Efficacy and safety of rimonabant for improvement of multiple cardiometabolic risk factors in overweight/obese patients: pooled 1-year data from the Rimonabant in Obesity (RIO) program.

OBJECTIVE: To better define the efficacy and safety of rimonabant, the first selective cannabinoid type 1 (CB(1)) receptor antagonist, in a large population of overweight and obese patients using pooled efficacy data from three Phase III nondiabetes Rimonabant in Obesity and Related Metabolic Disorders (RIO) studies, selected efficacy data from the RIO-Diabetes study, and pooled safety data for all four RIO studies.

RESEARCH DESIGN AND METHODS: The RIO studies enrolled patients who were either overweight (BMI >27 kg/m(2)) with at least one comorbidity (i.e., hypertension, dyslipidemia, or, for RIO-Diabetes, type 2 diabetes) or obese. All patients received daily treatment with rimonabant (5 or 20 mg) or placebo for 1 year plus a hypocaloric diet (600 kcal/day deficit) and advice on increased physical activity. RIO-Europe (n = 1,508), RIO-North America (n = 3,045), and RIO-Lipids (n = 1,036) excluded patients with type 2 diabetes; untreated dyslipidemia was an entry requirement for RIO-Lipids. RIO-Diabetes (n = 1,047) required the presence of type 2 diabetes inadequately controlled by sulfonylurea or metformin monotherapy.

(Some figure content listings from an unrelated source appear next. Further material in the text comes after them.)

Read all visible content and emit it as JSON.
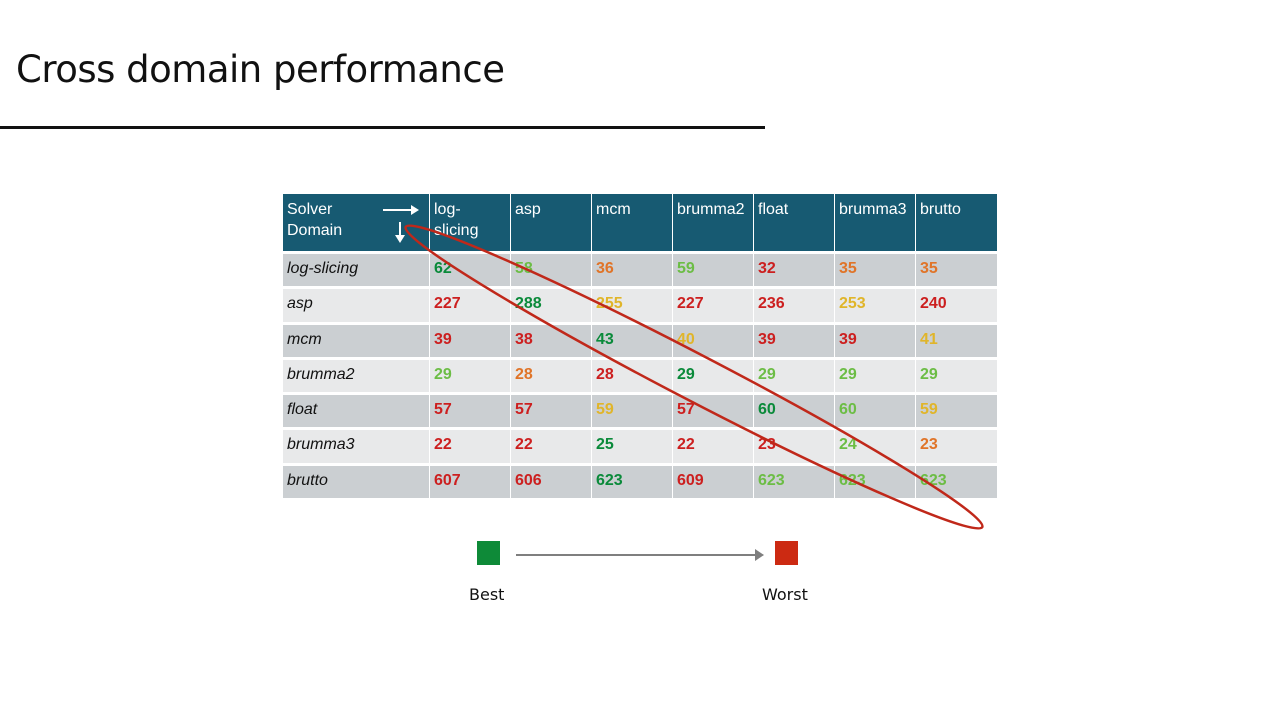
{
  "title": "Cross domain performance",
  "table": {
    "corner": {
      "line1": "Solver",
      "line2": "Domain"
    },
    "columns": [
      {
        "line1": "log-",
        "line2": "slicing"
      },
      {
        "line1": "asp",
        "line2": ""
      },
      {
        "line1": "mcm",
        "line2": ""
      },
      {
        "line1": "brumma2",
        "line2": ""
      },
      {
        "line1": "float",
        "line2": ""
      },
      {
        "line1": "brumma3",
        "line2": ""
      },
      {
        "line1": "brutto",
        "line2": ""
      }
    ],
    "rows": [
      {
        "domain": "log-slicing",
        "cells": [
          {
            "v": "62",
            "c": "best"
          },
          {
            "v": "58",
            "c": "good"
          },
          {
            "v": "36",
            "c": "bad"
          },
          {
            "v": "59",
            "c": "good"
          },
          {
            "v": "32",
            "c": "worst"
          },
          {
            "v": "35",
            "c": "bad"
          },
          {
            "v": "35",
            "c": "bad"
          }
        ]
      },
      {
        "domain": "asp",
        "cells": [
          {
            "v": "227",
            "c": "worst"
          },
          {
            "v": "288",
            "c": "best"
          },
          {
            "v": "255",
            "c": "mid"
          },
          {
            "v": "227",
            "c": "worst"
          },
          {
            "v": "236",
            "c": "worst"
          },
          {
            "v": "253",
            "c": "mid"
          },
          {
            "v": "240",
            "c": "worst"
          }
        ]
      },
      {
        "domain": "mcm",
        "cells": [
          {
            "v": "39",
            "c": "worst"
          },
          {
            "v": "38",
            "c": "worst"
          },
          {
            "v": "43",
            "c": "best"
          },
          {
            "v": "40",
            "c": "mid"
          },
          {
            "v": "39",
            "c": "worst"
          },
          {
            "v": "39",
            "c": "worst"
          },
          {
            "v": "41",
            "c": "mid"
          }
        ]
      },
      {
        "domain": "brumma2",
        "cells": [
          {
            "v": "29",
            "c": "good"
          },
          {
            "v": "28",
            "c": "bad"
          },
          {
            "v": "28",
            "c": "worst"
          },
          {
            "v": "29",
            "c": "best"
          },
          {
            "v": "29",
            "c": "good"
          },
          {
            "v": "29",
            "c": "good"
          },
          {
            "v": "29",
            "c": "good"
          }
        ]
      },
      {
        "domain": "float",
        "cells": [
          {
            "v": "57",
            "c": "worst"
          },
          {
            "v": "57",
            "c": "worst"
          },
          {
            "v": "59",
            "c": "mid"
          },
          {
            "v": "57",
            "c": "worst"
          },
          {
            "v": "60",
            "c": "best"
          },
          {
            "v": "60",
            "c": "good"
          },
          {
            "v": "59",
            "c": "mid"
          }
        ]
      },
      {
        "domain": "brumma3",
        "cells": [
          {
            "v": "22",
            "c": "worst"
          },
          {
            "v": "22",
            "c": "worst"
          },
          {
            "v": "25",
            "c": "best"
          },
          {
            "v": "22",
            "c": "worst"
          },
          {
            "v": "23",
            "c": "worst"
          },
          {
            "v": "24",
            "c": "good"
          },
          {
            "v": "23",
            "c": "bad"
          }
        ]
      },
      {
        "domain": "brutto",
        "cells": [
          {
            "v": "607",
            "c": "worst"
          },
          {
            "v": "606",
            "c": "worst"
          },
          {
            "v": "623",
            "c": "best"
          },
          {
            "v": "609",
            "c": "worst"
          },
          {
            "v": "623",
            "c": "good"
          },
          {
            "v": "623",
            "c": "good"
          },
          {
            "v": "623",
            "c": "good"
          }
        ]
      }
    ]
  },
  "legend": {
    "best_label": "Best",
    "worst_label": "Worst",
    "best_color": "#0e8a38",
    "worst_color": "#cc2a12"
  },
  "colors": {
    "header_bg": "#175a72",
    "best": "#0a8a3a",
    "good": "#6cbd45",
    "mid": "#e0b52a",
    "bad": "#e07428",
    "worst": "#cc1f1f",
    "highlight_ellipse": "#c0281a"
  }
}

RESULTS: The pooled intention-to-treat population comprised 5,580 patients without diabetes (3,165 completed treatment) and 1,047 patients with diabetes (692 completed treatment). Most efficacy measures improved during the 4-week placebo run-in period, except that HDL cholesterol decreased as expected in the early phase of a hypocaloric diet. After 1 year of randomized treatment, changes from baseline with 20 mg rimonabant in the nondiabetic population were as follows: body weight -6.5 kg, waist circumference -6.4 cm, HDL cholesterol +16.4%, triglycerides -6.9%, fasting insulin -0.6 muU/ml, and homeostasis model assessment for insulin resistance (HOMA-IR) -0.2 (all P < 0.001 vs. placebo). In the diabetic population, 20 mg rimonabant reduced A1C levels by 0.6% (P < 0.001 vs. placebo). Regression analysis of change in HDL cholesterol, triglycerides, adiponectin (in RIO-Lipids), and A1C (in RIO-Diabetes) versus body weight at 1 year by ANCOVA suggested that 45-57% of the effect of rimonabant could not be explained by the observed weight loss. At 1 year, adverse events more frequently reported with rimonabant were gastrointestinal, neurological, and psychiatric in nature. Serious adverse events were infrequent and almost equivalent to placebo. Overall discontinuation rates were similar across treatment groups, except discontinuation from adverse events, which occurred more frequently with 20 mg rimonabant versus placebo (most commonly, depressive disorders [1.9 vs. 0.8%], nausea [1.4 vs. 0.1%], mood alterations with depressive symptoms [1.0 vs. 0.6%], and anxiety [1.0 vs. 0.3%]). A thorough review of psychiatric and neurological adverse events was performed.

CONCLUSIONS: In overweight/obese patients, 20 mg/day rimonabant produced weight loss and significant improvements in multiple cardiometabolic risk factors such as waist circumference, A1C, HDL cholesterol, and triglycerides. Rimonabant was generally well tolerated, with more frequently reported adverse events being gastrointestinal, neurological, and psychiatric in nature.